Ok that's all. Please resubmit for a final review after answering or addressing the numbered points above and linking to some clean build results. I'll assign this back to lvh, because he has commit access and permission to start builds, but multani may feel like attaching a full patch for the windows test failures.

-RichardW.

comment:19 Changed 2 years ago by multani

As for the type of the paths, I'm also not sure what to do. I was going to go for the "native string" type but I had look at other parts of Twisted, like twisted.python.filepath and it handles everything as byte string instead.

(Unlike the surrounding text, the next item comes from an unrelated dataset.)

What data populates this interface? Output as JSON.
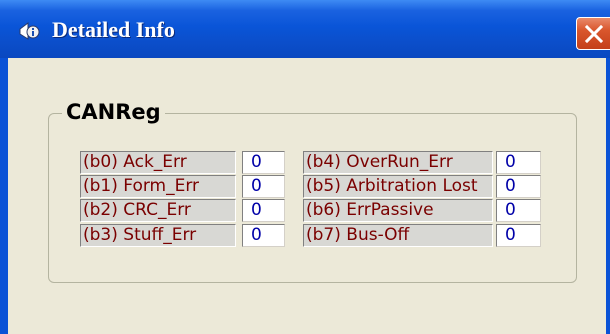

Any opinion on how it should be done?

comment:20 Changed 2 years ago by multani

Thanks rwall for the review.

Replying to rwall:

Thanks lvh and multani,

This all looks pretty good to me.

Points:

  1. Missing newsfile: https://twistedmatrix.com/trac/wiki/ReviewProcess#Newsfiles

Done.

  1. source:branches/logfilepy3k-6749/twisted/python/logfile.py
    1. Coverage: There are a couple of branches which are not fully covered. Consider adding tests for those.
      1. https://buildbot.twistedmatrix.com/builds/twisted-coverage.py/twisted-coverage.py-r40528/twisted_python_logfile.html

Done.

  1. DailyLogFile.suffix converts date tuple integers to string using str -- is that ok? Maybe it should be bytes if it's to be used in a filename...then again modern systems allow unicode filenames, right? So perhaps these lines should be changed to map(unicode...)
    1. https://twistedmatrix.com/trac/wiki/Plan/Python3#Reviewerchecklist (point5)
  2. Bytes for filenames in general -- There are quite a few filename manipulations such as 'newpath = "%s.%s" % (self.path, self.suffix(self.lastDate))' which I'd have thought ought to be given a b"" or u"" prefix. Again, I'm not sure

So as I said earlier, I'm not sure what to do with those comments. I would personally use native strings, but trying to figure out how other parts of Twisted were doing, I stumbled upon twisted.python.filepath which explicitly ask to use byte-strings for file paths.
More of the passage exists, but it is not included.